In that case, if these fighters are making more than they were in the UFC, they should disclose what they made then and what they are making now. Outside of that, the UFC can claim, as White did when the topic of Woodley’s pay came up, “I’ve been hearing that bulls—t forever, they’re all full of s—t. What’s he making? Exactly. If it’s that much money and he’s so proud of how much it is, how much is it? They’re all full of shit.”
I won’t go as far as White did and outright dismiss the claims of the fighters, but I will say that by disclosing their pay, the fighters will move the conversation of fighter pay forward, both in the UFC and out of the UFC.
Once sports like NBA, MLB, NHL and NFL began disclosing athlete pay, pay went up exponentially. One reason for that is it gives everyone a point to negotiate from. When everyone knows what everyone else is making, they can compare and make a case for what they deserve to be paid based on facts and numbers.
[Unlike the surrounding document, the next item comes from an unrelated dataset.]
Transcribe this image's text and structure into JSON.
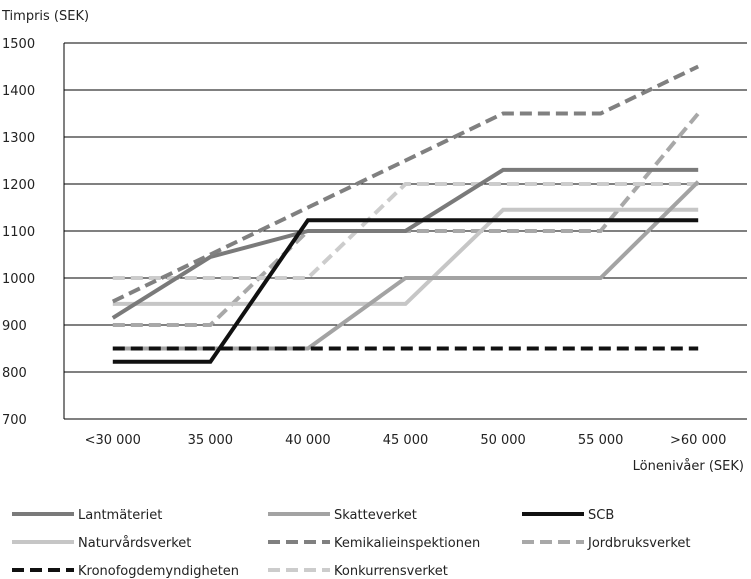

Right now, UFC fighters are at the mercy of the promotion. If there’s no factual base to negotiate from, there’s no true negotiation.
As it stands, the big claims of the above fighters get their names in the media for a day or so, but they achieve little else. If they want to help other fighters and perhaps themselves — Mendes has three fights remaining on his UFC contract and has expressed a possible desire to return to the octagon — they will start talking real numbers.
Until that happens, what we’re hearing is just noise that the UFC can once again easily dismiss as “bulls-t.”